One advantage of the present study is that we were allowed to analyse surgery alone vs adjuvant therapy as recommended in the search for prognostic factors (Hayes et al, 1998; Barratt et al, 2002). The treatment part of our study was planned and conducted at a time when surgery alone was the main treatment strategy for all CRC patients in Norway. Adjuvant treatment with 5-FU/LEV was considered an explorative treatment at that time. Today this would have been unethical as new and more effective treatment regimens have been introduced.

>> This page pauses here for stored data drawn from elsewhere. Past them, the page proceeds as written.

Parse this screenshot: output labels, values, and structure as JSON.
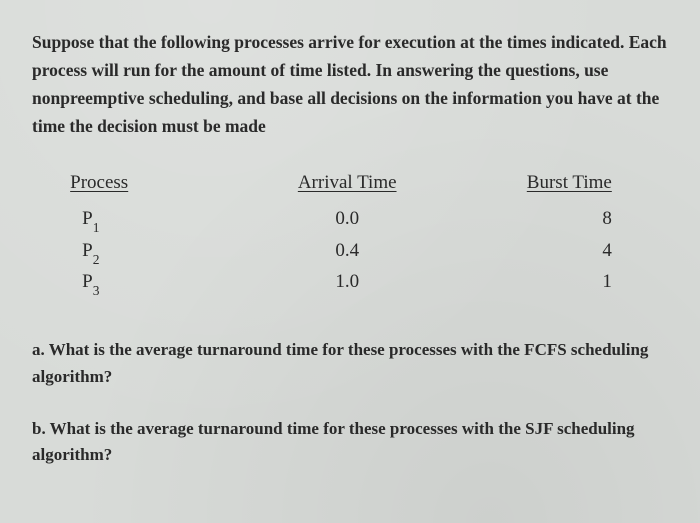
{
  "intro": "Suppose that the following processes arrive for execution at the times indicated. Each process will run for the amount of time listed. In answering the questions, use nonpreemptive scheduling, and base all decisions on the information you have at the time the decision must be made",
  "table": {
    "headers": {
      "process": "Process",
      "arrival": "Arrival Time",
      "burst": "Burst Time"
    },
    "rows": [
      {
        "process_base": "P",
        "process_sub": "1",
        "arrival": "0.0",
        "burst": "8"
      },
      {
        "process_base": "P",
        "process_sub": "2",
        "arrival": "0.4",
        "burst": "4"
      },
      {
        "process_base": "P",
        "process_sub": "3",
        "arrival": "1.0",
        "burst": "1"
      }
    ]
  },
  "questions": {
    "a": "a. What is the average turnaround time for these processes with the FCFS scheduling algorithm?",
    "b": "b. What is the average turnaround time for these processes with the SJF scheduling algorithm?"
  }
}
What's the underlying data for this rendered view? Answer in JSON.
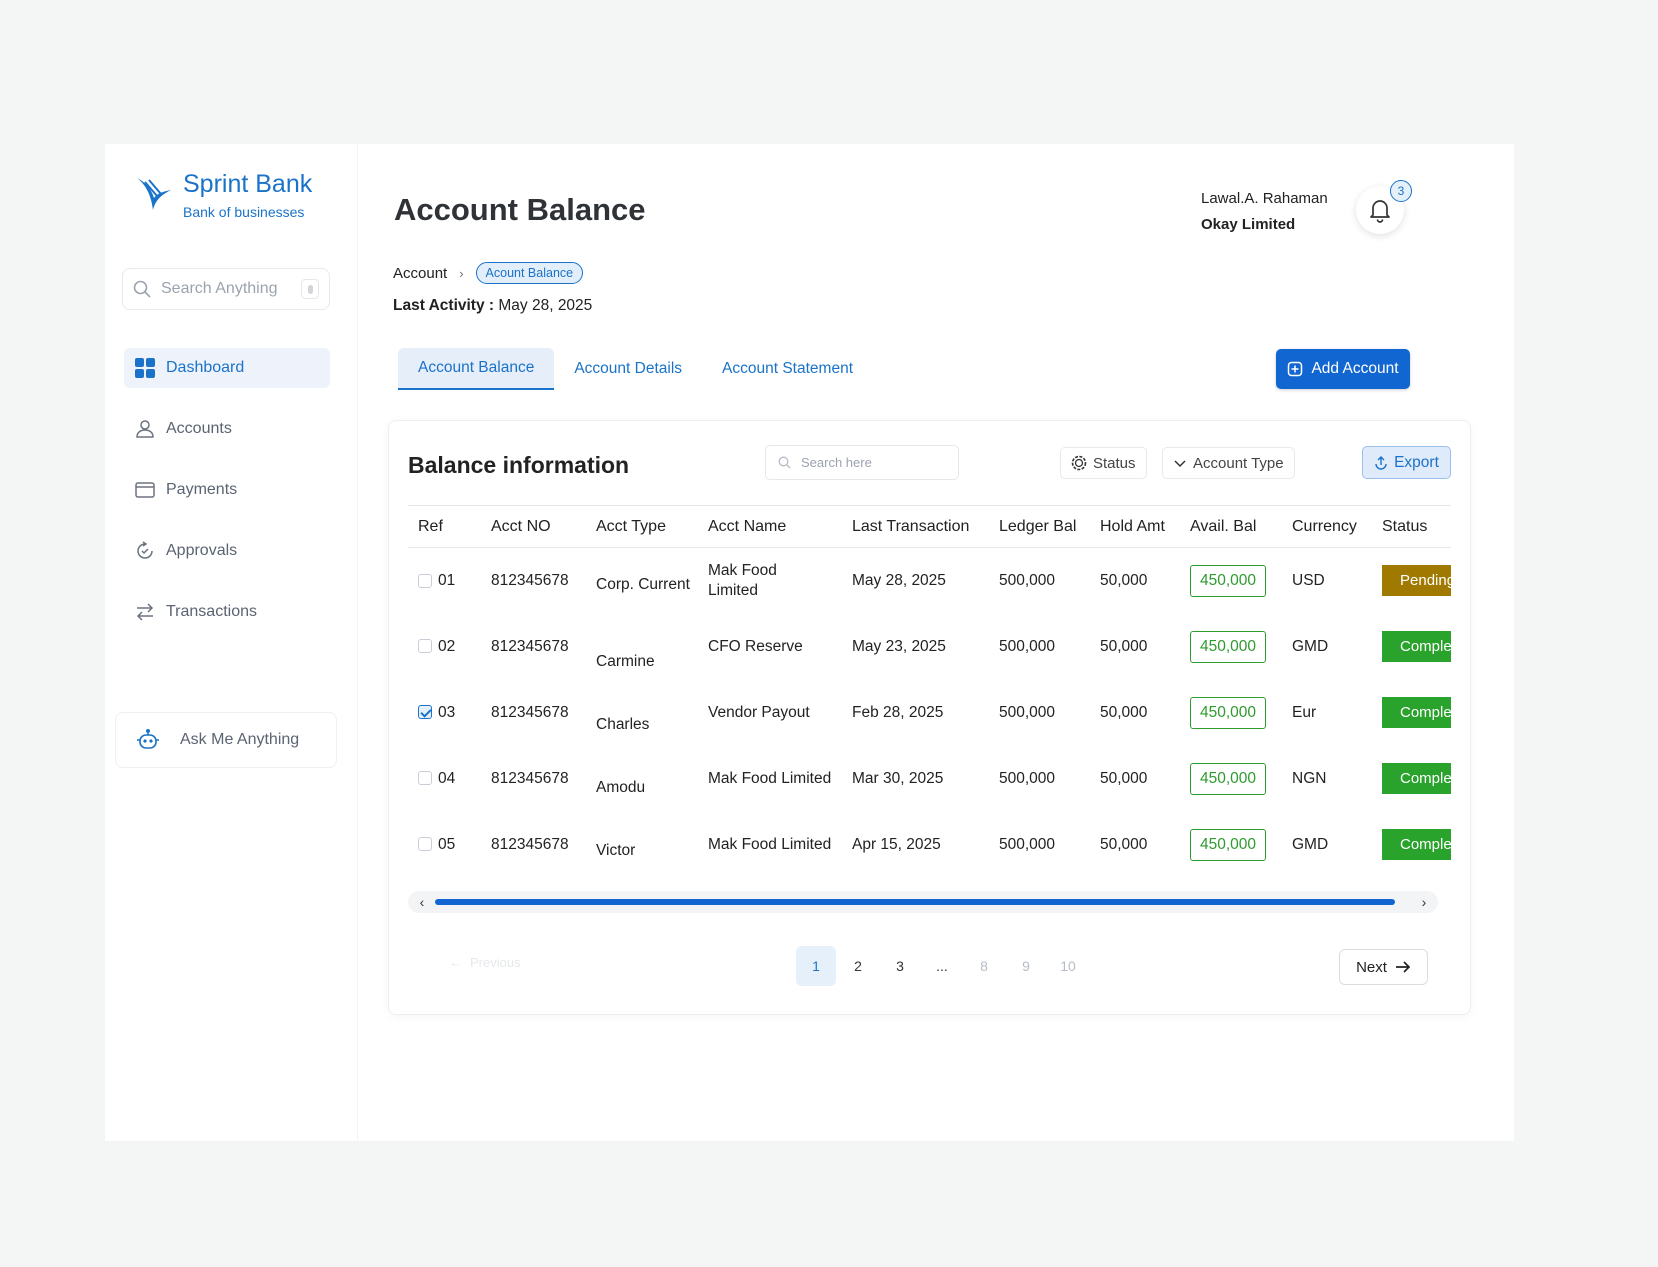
{
  "brand": {
    "name": "Sprint Bank",
    "tagline": "Bank of businesses"
  },
  "sidebar": {
    "search_placeholder": "Search Anything",
    "items": [
      {
        "label": "Dashboard",
        "icon": "grid-icon",
        "active": true
      },
      {
        "label": "Accounts",
        "icon": "user-icon"
      },
      {
        "label": "Payments",
        "icon": "card-icon"
      },
      {
        "label": "Approvals",
        "icon": "refresh-icon"
      },
      {
        "label": "Transactions",
        "icon": "swap-icon"
      }
    ],
    "ask_label": "Ask Me Anything"
  },
  "header": {
    "title": "Account Balance",
    "user_name": "Lawal.A. Rahaman",
    "company": "Okay Limited",
    "notifications": "3"
  },
  "breadcrumb": {
    "root": "Account",
    "current": "Acount Balance"
  },
  "last_activity": {
    "label": "Last Activity :",
    "value": "May 28, 2025"
  },
  "tabs": [
    {
      "label": "Account Balance",
      "active": true
    },
    {
      "label": "Account Details"
    },
    {
      "label": "Account Statement"
    }
  ],
  "add_account_label": "Add Account",
  "card": {
    "title": "Balance information",
    "search_placeholder": "Search here",
    "status_filter": "Status",
    "type_filter": "Account Type",
    "export_label": "Export"
  },
  "table": {
    "headers": [
      "Ref",
      "Acct NO",
      "Acct Type",
      "Acct Name",
      "Last Transaction",
      "Ledger Bal",
      "Hold Amt",
      "Avail. Bal",
      "Currency",
      "Status"
    ],
    "rows": [
      {
        "ref": "01",
        "checked": false,
        "acct_no": "812345678",
        "acct_type": "Corp. Current",
        "acct_name": "Mak Food Limited",
        "last_txn": "May 28, 2025",
        "ledger": "500,000",
        "hold": "50,000",
        "avail": "450,000",
        "currency": "USD",
        "status": "Pending"
      },
      {
        "ref": "02",
        "checked": false,
        "acct_no": "812345678",
        "acct_type": "Carmine",
        "acct_name": "CFO Reserve",
        "last_txn": "May 23, 2025",
        "ledger": "500,000",
        "hold": "50,000",
        "avail": "450,000",
        "currency": "GMD",
        "status": "Complete"
      },
      {
        "ref": "03",
        "checked": true,
        "acct_no": "812345678",
        "acct_type": "Charles",
        "acct_name": "Vendor Payout",
        "last_txn": "Feb 28, 2025",
        "ledger": "500,000",
        "hold": "50,000",
        "avail": "450,000",
        "currency": "Eur",
        "status": "Complete"
      },
      {
        "ref": "04",
        "checked": false,
        "acct_no": "812345678",
        "acct_type": "Amodu",
        "acct_name": "Mak Food Limited",
        "last_txn": "Mar 30, 2025",
        "ledger": "500,000",
        "hold": "50,000",
        "avail": "450,000",
        "currency": "NGN",
        "status": "Complete"
      },
      {
        "ref": "05",
        "checked": false,
        "acct_no": "812345678",
        "acct_type": "Victor",
        "acct_name": "Mak Food Limited",
        "last_txn": "Apr 15, 2025",
        "ledger": "500,000",
        "hold": "50,000",
        "avail": "450,000",
        "currency": "GMD",
        "status": "Complete"
      }
    ]
  },
  "pagination": {
    "previous": "Previous",
    "next": "Next",
    "pages": [
      "1",
      "2",
      "3",
      "...",
      "8",
      "9",
      "10"
    ],
    "current": "1"
  },
  "colors": {
    "accent": "#1266d1",
    "pending": "#a07a00",
    "complete": "#29a32c"
  }
}
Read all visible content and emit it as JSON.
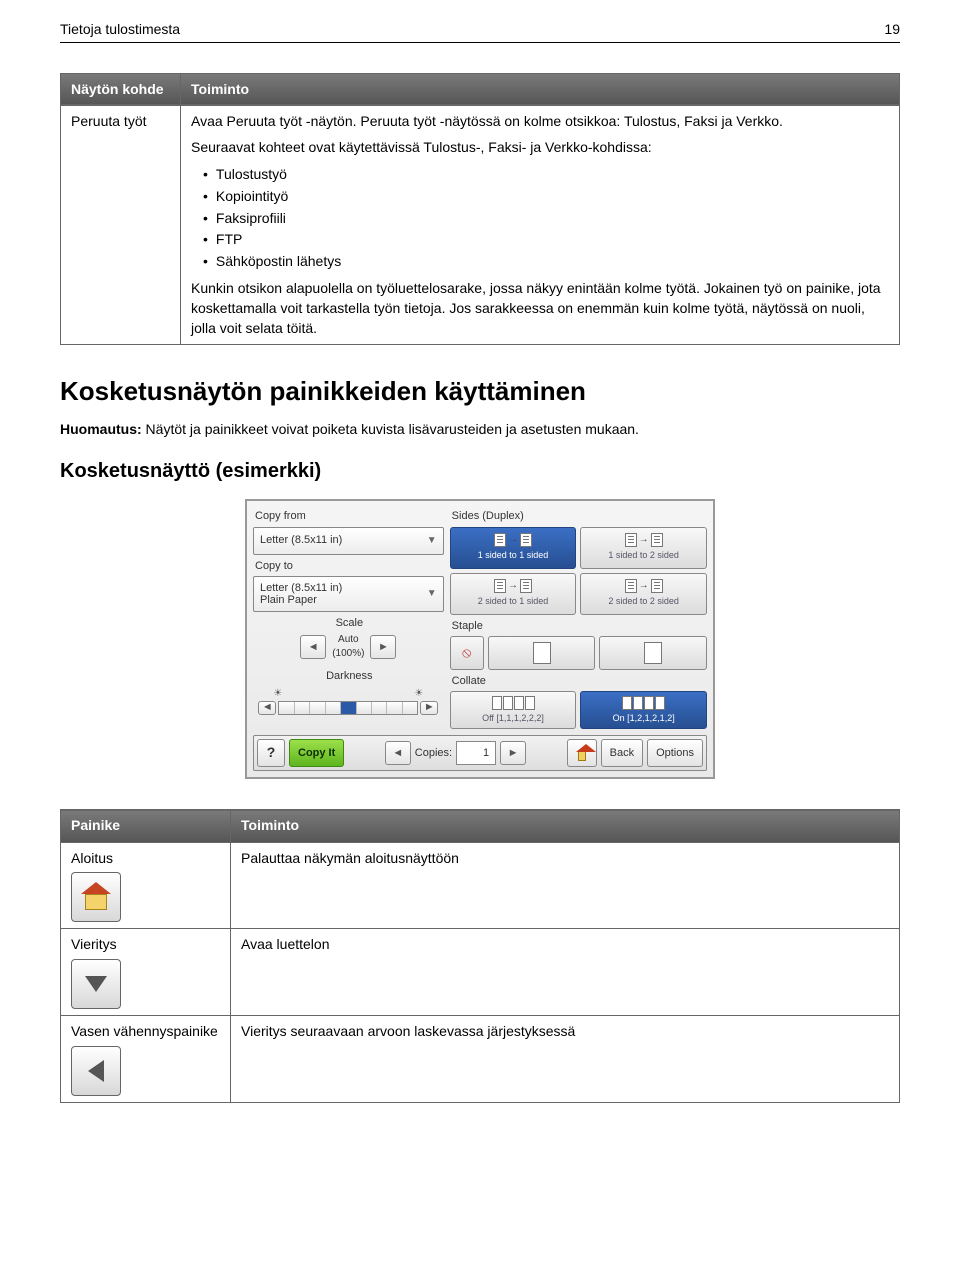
{
  "header": {
    "title": "Tietoja tulostimesta",
    "page": "19"
  },
  "table1": {
    "col1": "Näytön kohde",
    "col2": "Toiminto",
    "row_label": "Peruuta työt",
    "para1": "Avaa Peruuta työt -näytön. Peruuta työt -näytössä on kolme otsikkoa: Tulostus, Faksi ja Verkko.",
    "para2": "Seuraavat kohteet ovat käytettävissä Tulostus-, Faksi- ja Verkko-kohdissa:",
    "bullets": [
      "Tulostustyö",
      "Kopiointityö",
      "Faksiprofiili",
      "FTP",
      "Sähköpostin lähetys"
    ],
    "para3": "Kunkin otsikon alapuolella on työluettelosarake, jossa näkyy enintään kolme työtä. Jokainen työ on painike, jota koskettamalla voit tarkastella työn tietoja. Jos sarakkeessa on enemmän kuin kolme työtä, näytössä on nuoli, jolla voit selata töitä."
  },
  "h1": "Kosketusnäytön painikkeiden käyttäminen",
  "note_strong": "Huomautus:",
  "note_text": " Näytöt ja painikkeet voivat poiketa kuvista lisävarusteiden ja asetusten mukaan.",
  "h2": "Kosketusnäyttö (esimerkki)",
  "screen": {
    "copy_from_label": "Copy from",
    "copy_from_value": "Letter (8.5x11 in)",
    "copy_to_label": "Copy to",
    "copy_to_line1": "Letter (8.5x11 in)",
    "copy_to_line2": "Plain Paper",
    "scale_label": "Scale",
    "scale_value": "Auto\n(100%)",
    "darkness_label": "Darkness",
    "sides_label": "Sides (Duplex)",
    "sides_opts": [
      "1 sided to 1 sided",
      "1 sided to 2 sided",
      "2 sided to 1 sided",
      "2 sided to 2 sided"
    ],
    "staple_label": "Staple",
    "collate_label": "Collate",
    "collate_opts": [
      "Off [1,1,1,2,2,2]",
      "On [1,2,1,2,1,2]"
    ],
    "copyit": "Copy It",
    "copies_label": "Copies:",
    "copies_value": "1",
    "back": "Back",
    "options": "Options"
  },
  "table2": {
    "col1": "Painike",
    "col2": "Toiminto",
    "rows": [
      {
        "name": "Aloitus",
        "desc": "Palauttaa näkymän aloitusnäyttöön"
      },
      {
        "name": "Vieritys",
        "desc": "Avaa luettelon"
      },
      {
        "name": "Vasen vähennyspainike",
        "desc": "Vieritys seuraavaan arvoon laskevassa järjestyksessä"
      }
    ]
  }
}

Cyclin D1 expression in colon and CRC has been studied by several research groups, but the reported findings are divergent (Maeda et al, 1997; McKay et al, 2000b, 2002; Mermelshtein et al, 2005; Kouraklis et al, 2006; Ioachim, 2008; Ogino et al, 2009; Wangefjord et al, 2011). Some find cyclin D1 to have a prognostic value on colon or CRC, at least in univariate analysis, but others find no association between cyclin D1 protein expression and survival. The findings also diverge in whether low or high cyclin D1 is favourable. All these studies on cyclin D1 have used IHC, but the antibody used and the methods for scoring and interpreting differ. Other factors that differ among the studies are the number of patients included, and in several studies, no clear statement on treatment among the included patients is made, for example, surgery only, different adjuvant treatment regimes. This might, at least partially, explain the divergent results. To our knowledge, the present study is the first to investigate whether the cyclin D1 isoforms, D1a and b, have different capabilities to predict prognosis or response to adjuvant therapy with 5-FU/LEV in CRC. Unfortunately, our cohort was not large enough to be divided into a training set and a validation set. The numbers in each survival group are small and may therefore give rise to somewhat uncertain analyses. Thus, further investigation is needed to confirm the clinical usefulness of this molecular marker.

In conclusion, the findings of the present study indicate that high expression of nuclear cyclin D1a predicts favourable response for adjuvant therapy with 5-FU. The results also implicate that high cyclin D1b may be a negative predictor for the effect of adjuvant treatment with 5-FU/LEV.